Regarding (iii), there are fruits hanging low, or high, or currently too unripe. Whereas each of us may feel overwhelmed, collectively we have significantly more supplies, as long as we make a habit of trusting “the unusual suspects” (until someone proves to be not trustworthy), a relatively low-hanging fruit. For example, among all the committee chairs and members I appointed as IMS president, over 1/3 had never served on any IMS committees or task force. All these “first timers” responded positively, and typically more swiftly than “the usual suspects.” This reminded me that “supply” is a relative concept. Surely the “first timers” may have a longer learning curve, but all of us had our first time, and we owe our success to the trust of the generations that preceded us. I, for one, benefited greatly from the trust of the founding editor-in-chief of Statistica Sinica, Professor George Tiao (Happy 85th, George!), who asked me to help screening many submissions during my first year as an assistant professor.
Among very unripe fruits is a long overdue reform of our incentive systems, including the university tenure system. The current systems are not conducive for building broader pipelines (see my first President’s Column) or engaging in time-consuming collaborative efforts. A more effective system should explicitly recognize that transdisciplinary collaborative research typically requires a more holistic set of talents and skills to succeed than does within-disciplinary research.

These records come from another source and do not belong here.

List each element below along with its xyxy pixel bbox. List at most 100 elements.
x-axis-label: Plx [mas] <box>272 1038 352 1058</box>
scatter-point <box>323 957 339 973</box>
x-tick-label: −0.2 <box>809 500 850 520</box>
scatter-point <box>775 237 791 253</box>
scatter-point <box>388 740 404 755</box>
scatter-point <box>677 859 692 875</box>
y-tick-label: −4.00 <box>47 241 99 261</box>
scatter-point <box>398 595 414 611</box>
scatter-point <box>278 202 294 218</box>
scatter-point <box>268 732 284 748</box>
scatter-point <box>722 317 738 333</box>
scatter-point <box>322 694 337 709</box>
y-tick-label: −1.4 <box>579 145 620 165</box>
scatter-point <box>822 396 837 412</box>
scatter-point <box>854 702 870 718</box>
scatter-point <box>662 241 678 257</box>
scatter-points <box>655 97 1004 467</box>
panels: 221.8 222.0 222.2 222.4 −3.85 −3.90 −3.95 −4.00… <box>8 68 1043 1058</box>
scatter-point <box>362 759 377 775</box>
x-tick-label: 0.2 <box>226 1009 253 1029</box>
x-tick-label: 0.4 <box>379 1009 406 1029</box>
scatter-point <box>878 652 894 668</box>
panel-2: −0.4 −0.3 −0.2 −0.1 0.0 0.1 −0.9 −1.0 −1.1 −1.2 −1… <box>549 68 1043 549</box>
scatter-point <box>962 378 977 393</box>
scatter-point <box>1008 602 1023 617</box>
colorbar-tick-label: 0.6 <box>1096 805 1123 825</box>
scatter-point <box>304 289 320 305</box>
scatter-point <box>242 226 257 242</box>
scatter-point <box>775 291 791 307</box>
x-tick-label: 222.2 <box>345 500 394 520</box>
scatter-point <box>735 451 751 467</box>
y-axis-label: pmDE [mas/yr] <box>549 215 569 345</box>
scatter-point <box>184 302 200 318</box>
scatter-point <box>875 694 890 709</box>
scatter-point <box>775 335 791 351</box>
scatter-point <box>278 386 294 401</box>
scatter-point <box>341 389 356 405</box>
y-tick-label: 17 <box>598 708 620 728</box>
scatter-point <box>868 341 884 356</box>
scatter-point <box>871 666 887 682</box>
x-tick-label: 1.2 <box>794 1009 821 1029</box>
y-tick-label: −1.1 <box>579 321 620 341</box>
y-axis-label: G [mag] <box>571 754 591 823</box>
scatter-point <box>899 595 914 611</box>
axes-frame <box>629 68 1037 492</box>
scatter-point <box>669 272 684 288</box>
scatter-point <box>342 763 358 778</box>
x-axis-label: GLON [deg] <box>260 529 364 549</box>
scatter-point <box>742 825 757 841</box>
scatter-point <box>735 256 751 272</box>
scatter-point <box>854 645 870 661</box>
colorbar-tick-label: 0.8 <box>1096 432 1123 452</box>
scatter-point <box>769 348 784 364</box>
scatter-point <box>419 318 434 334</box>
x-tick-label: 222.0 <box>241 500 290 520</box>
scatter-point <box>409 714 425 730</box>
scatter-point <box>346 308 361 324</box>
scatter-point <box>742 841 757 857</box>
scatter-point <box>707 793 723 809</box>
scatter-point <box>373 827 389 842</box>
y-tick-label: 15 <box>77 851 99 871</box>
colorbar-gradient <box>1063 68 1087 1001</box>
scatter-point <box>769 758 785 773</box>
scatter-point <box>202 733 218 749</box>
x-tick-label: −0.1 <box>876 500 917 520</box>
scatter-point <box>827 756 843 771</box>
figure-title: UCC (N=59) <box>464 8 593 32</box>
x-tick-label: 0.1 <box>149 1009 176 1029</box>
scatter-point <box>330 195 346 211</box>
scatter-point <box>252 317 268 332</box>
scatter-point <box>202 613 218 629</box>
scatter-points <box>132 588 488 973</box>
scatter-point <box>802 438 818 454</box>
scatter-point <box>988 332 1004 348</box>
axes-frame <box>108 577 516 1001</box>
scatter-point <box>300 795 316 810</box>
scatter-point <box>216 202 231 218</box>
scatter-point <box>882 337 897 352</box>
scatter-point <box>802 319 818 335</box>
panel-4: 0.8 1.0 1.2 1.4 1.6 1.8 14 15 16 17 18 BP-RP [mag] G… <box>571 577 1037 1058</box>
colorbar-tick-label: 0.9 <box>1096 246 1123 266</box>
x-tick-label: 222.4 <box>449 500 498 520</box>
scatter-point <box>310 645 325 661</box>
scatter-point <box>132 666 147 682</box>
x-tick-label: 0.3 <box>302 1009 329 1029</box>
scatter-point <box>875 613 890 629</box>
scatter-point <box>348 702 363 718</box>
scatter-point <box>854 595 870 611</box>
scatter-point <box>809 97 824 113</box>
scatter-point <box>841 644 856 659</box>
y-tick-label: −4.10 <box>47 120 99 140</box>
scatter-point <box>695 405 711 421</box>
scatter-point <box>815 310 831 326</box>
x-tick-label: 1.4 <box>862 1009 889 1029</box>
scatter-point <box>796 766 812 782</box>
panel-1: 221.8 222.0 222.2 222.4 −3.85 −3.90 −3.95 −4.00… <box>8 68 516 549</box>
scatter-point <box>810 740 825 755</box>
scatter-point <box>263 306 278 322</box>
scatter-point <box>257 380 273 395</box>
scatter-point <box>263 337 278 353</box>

Having served as a dean, I know all too well why it induces a great laugh when the answer to “How many deans does it take to change a light bulb?” is “Change? Did you just say change?” Change is hard—otherwise I Love You, You’re Perfect, Now Change would likely not to be the second-longest running Off Broadway musical.
But love fuels change. Love induces and demands passion, and passion is most effectively expressed by action. If we really want the world to sustain its love for our profession, we must work collectively and creatively to harvest this grand passion fruit: the reprioritization of our profession to equalize our value systems for influential scholarly pursuits and for impactful collaborative effort, and to maximally reward those who can do both well. IMS is uniquely positioned to lead this reform on the global stage, and I therefore invite each of you to contribute in whatever ways you can to this (collective) labor of love, by love, and for love.